When you ship an AI feature, the honest starting point is usually this: you have a prompt, a feeling that it works, and no data telling you how often it’s actually right. No answer key. And someone still has to decide whether it’s good enough to turn on.

Waiting for a perfectly labeled dataset is how a feature sits in limbo for months. You don’t need one to start. Here’s the progression I use to get from “seems fine” to an actual number.

Start with thirty examples you label yourself

The single most useful thing you can do is sit down for an afternoon and build a small set by hand. Collect thirty to fifty realistic inputs — pulled from real usage if you have it, made up if you don’t — and write down what a good answer looks like for each.

This feels too small to matter. It isn’t. Thirty examples will surface your most common failure modes right away, and they give you the one thing a gut feeling never will: a number that moves when you change something. “Eight of thirty failed” is far more useful than “it seems a bit off sometimes.” Keep the set in version control next to the code. It’s a test suite, not a one-off.

Match the check to the task

Not every output needs the same kind of check. Sort the task into one of three buckets.

If the output has a checkable property — valid JSON, a query that runs, an answer from an allowed set — just assert on it. No judgment needed, only code.

def check(output: str) -> bool:
    try:
        data = json.loads(output)
        return "summary" in data and len(data["summary"]) <= 280
    except json.JSONDecodeError:
        return False

If you have an expected answer, compare against it, but rarely with an exact string match, because the model will phrase things differently and still be right.

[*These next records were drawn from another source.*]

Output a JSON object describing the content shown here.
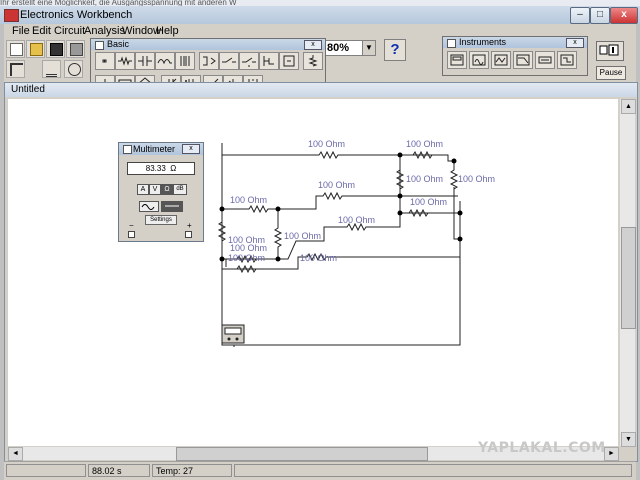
{
  "background_strip": "Ihr erstellt eine Möglichkeit, die Ausgangsspannung mit anderen W",
  "window": {
    "title": "Electronics Workbench",
    "minimize": "–",
    "maximize": "□",
    "close": "x"
  },
  "menu": [
    "File",
    "Edit",
    "Circuit",
    "Analysis",
    "Window",
    "Help"
  ],
  "toolbar": {
    "zoom": "80%",
    "help": "?",
    "pause": "Pause"
  },
  "basic_palette": {
    "title": "Basic",
    "close": "x"
  },
  "instruments_palette": {
    "title": "Instruments",
    "close": "x"
  },
  "document": {
    "title": "Untitled"
  },
  "multimeter": {
    "title": "Multimeter",
    "close": "x",
    "reading": "83.33",
    "unit": "Ω",
    "buttons": [
      "A",
      "V",
      "Ω",
      "dB"
    ],
    "settings": "Settings",
    "minus": "−",
    "plus": "+"
  },
  "resistors": [
    "100 Ohm",
    "100 Ohm",
    "100 Ohm",
    "100 Ohm",
    "100 Ohm",
    "100 Ohm",
    "100 Ohm",
    "100 Ohm",
    "100 Ohm",
    "100 Ohm",
    "100 Ohm",
    "100 Ohm",
    "100 Ohm"
  ],
  "status": {
    "time": "88.02 s",
    "temp": "Temp:  27"
  },
  "watermark": "YAPLAKAL.COM",
  "colors": {
    "canvas": "#ffffff",
    "chrome": "#d4d0c8",
    "wire": "#222222",
    "resistor_label": "#6a6aa8"
  }
}
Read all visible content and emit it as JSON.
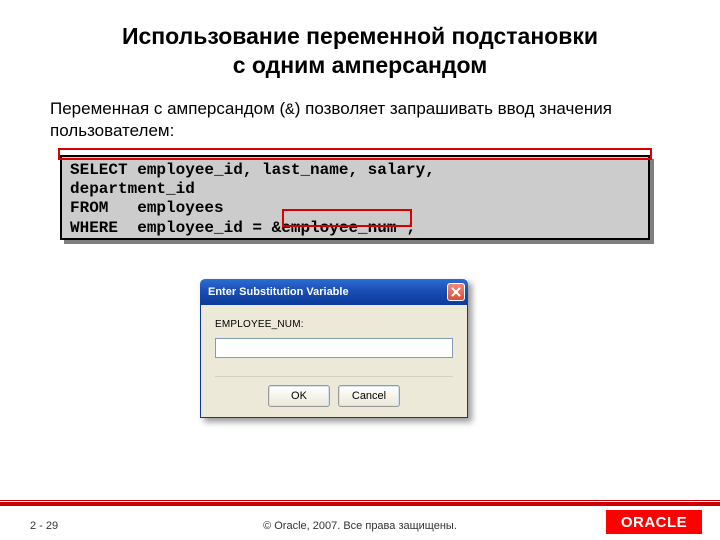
{
  "title": {
    "line1": "Использование переменной подстановки",
    "line2": "с одним амперсандом"
  },
  "intro": {
    "part1": "Переменная с амперсандом (",
    "ampersand": "&",
    "part2": ") позволяет запрашивать ввод значения пользователем:"
  },
  "code": {
    "sql": "SELECT employee_id, last_name, salary,\ndepartment_id\nFROM   employees\nWHERE  employee_id = &employee_num ;"
  },
  "dialog": {
    "title": "Enter Substitution Variable",
    "label": "EMPLOYEE_NUM:",
    "ok": "OK",
    "cancel": "Cancel"
  },
  "footer": {
    "page": "2 - 29",
    "copyright": "© Oracle, 2007. Все права защищены.",
    "logo": "ORACLE"
  }
}
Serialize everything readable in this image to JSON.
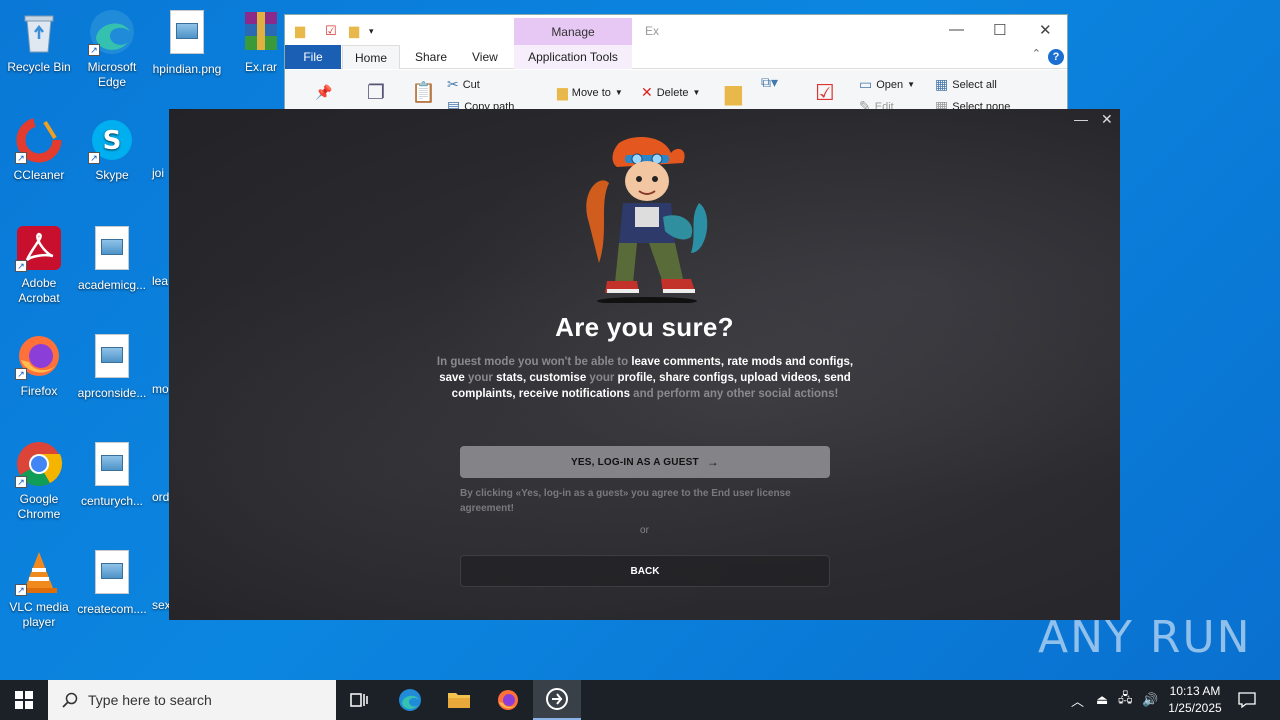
{
  "desktop": {
    "icons": [
      {
        "label": "Recycle Bin"
      },
      {
        "label": "Microsoft Edge"
      },
      {
        "label": "hpindian.png"
      },
      {
        "label": "Ex.rar"
      },
      {
        "label": "CCleaner"
      },
      {
        "label": "Skype"
      },
      {
        "label": "joi"
      },
      {
        "label": "Adobe Acrobat"
      },
      {
        "label": "academicg..."
      },
      {
        "label": "lea"
      },
      {
        "label": "Firefox"
      },
      {
        "label": "aprconside..."
      },
      {
        "label": "mo"
      },
      {
        "label": "Google Chrome"
      },
      {
        "label": "centurych..."
      },
      {
        "label": "ord"
      },
      {
        "label": "VLC media player"
      },
      {
        "label": "createcom...."
      },
      {
        "label": "sex"
      }
    ]
  },
  "explorer": {
    "manage_tab": "Manage",
    "title_partial": "Ex",
    "tabs": [
      "File",
      "Home",
      "Share",
      "View",
      "Application Tools"
    ],
    "ribbon": {
      "cut": "Cut",
      "copy_path": "Copy path",
      "move_to": "Move to",
      "delete": "Delete",
      "open": "Open",
      "edit": "Edit",
      "select_all": "Select all",
      "select_none": "Select none"
    }
  },
  "dialog": {
    "title": "Are you sure?",
    "text_parts": [
      {
        "t": "In guest mode you won't be able to ",
        "bold": false
      },
      {
        "t": "leave comments, rate mods and configs, save ",
        "bold": true
      },
      {
        "t": "your ",
        "bold": false
      },
      {
        "t": "stats, customise ",
        "bold": true
      },
      {
        "t": "your ",
        "bold": false
      },
      {
        "t": "profile, share configs, upload videos, send complaints, receive notifications ",
        "bold": true
      },
      {
        "t": "and perform any other social actions!",
        "bold": false
      }
    ],
    "guest_button": "YES, LOG-IN AS A GUEST",
    "agreement": "By clicking «Yes, log-in as a guest» you agree to the End user license agreement!",
    "or": "or",
    "back_button": "BACK"
  },
  "watermark": "ANY RUN",
  "taskbar": {
    "search_placeholder": "Type here to search",
    "time": "10:13 AM",
    "date": "1/25/2025"
  }
}
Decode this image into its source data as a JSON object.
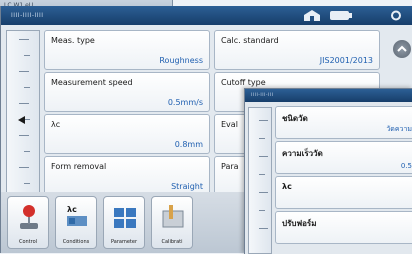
{
  "back_screen": {
    "label": "LC W1 eU"
  },
  "main": {
    "title": "IIII-IIII-IIII",
    "params": [
      {
        "label": "Meas. type",
        "value": "Roughness"
      },
      {
        "label": "Calc. standard",
        "value": "JIS2001/2013"
      },
      {
        "label": "Measurement speed",
        "value": "0.5mm/s"
      },
      {
        "label": "Cutoff type",
        "value": ""
      },
      {
        "label": "λc",
        "value": "0.8mm"
      },
      {
        "label": "Eval",
        "value": ""
      },
      {
        "label": "Form removal",
        "value": "Straight"
      },
      {
        "label": "Para",
        "value": ""
      }
    ],
    "dock": [
      {
        "label": "Control",
        "icon": "joystick-icon"
      },
      {
        "label": "Conditions",
        "icon": "conditions-icon"
      },
      {
        "label": "Parameter",
        "icon": "parameter-icon"
      },
      {
        "label": "Calibrati",
        "icon": "calibration-icon"
      }
    ],
    "dock_art": {
      "conditions_text": "λc",
      "parameter_text": "Ra Rz Rq Rp"
    }
  },
  "overlay": {
    "title": "IIII-III-III",
    "params": [
      {
        "label": "ชนิดวัด",
        "value": "วัดความ"
      },
      {
        "label": "ความเร็ววัด",
        "value": "0.5"
      },
      {
        "label": "λc",
        "value": ""
      },
      {
        "label": "ปรับฟอร์ม",
        "value": ""
      }
    ]
  },
  "colors": {
    "title_bar": "#234f80",
    "value_text": "#1f5fb0"
  }
}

Check that the key facts are present, or use similarity to flag answers that drifted far from the reference. And if it’s genuinely open-ended — a summary, a rewrite, an explanation — that’s where most people give up on measuring. Don’t. That’s what a model-as-judge is for.

For the fuzzy stuff, have a model grade it — but check the grader

For the subjective qualities — is this summary faithful to the source, is this answer grounded or did it invent something, is the tone right — you can have a model score the output against a rubric. It works better than people expect, but only if you do two things.

First, score one specific thing at a time. “Rate one to five whether every claim in the summary is supported by the source” beats “rate the quality.” Vague criteria give you vague scores. Second, check the grader against your own labels before you trust it. Run it over the thirty examples you labeled by hand and see whether it agrees with you. If it doesn’t, fix the rubric until it does. This is the part I’ve spent the most time on, building a grader for exactly this kind of quality check, and the calibration step is what separates a grader you can rely on from a second opinion you can’t.

The trap to watch for: graders are biased. They tend to prefer longer answers and a confident tone over a correct one. Checking against human judgment is what catches that.

Once you’re live, production is your best dataset

The moment the feature is in front of users, you’re sitting on the best data you’ll ever have, if you capture it. Log every input, output, prompt version, and whatever the user did next: accepted the suggestion, edited it, retried, gave up. Those signals are a continuous, honest read on real quality. Pull the failures and the edited outputs back into your hand-labeled set periodically and it grows on its own, staying closer to what users actually do than anything you’d invent.

None of this needs a research team or a labeling budget. It just needs you to decide to measure instead of guess. The teams that move fast with AI aren’t the ones who skip evaluation. They’re the ones who made it cheap enough to do every time.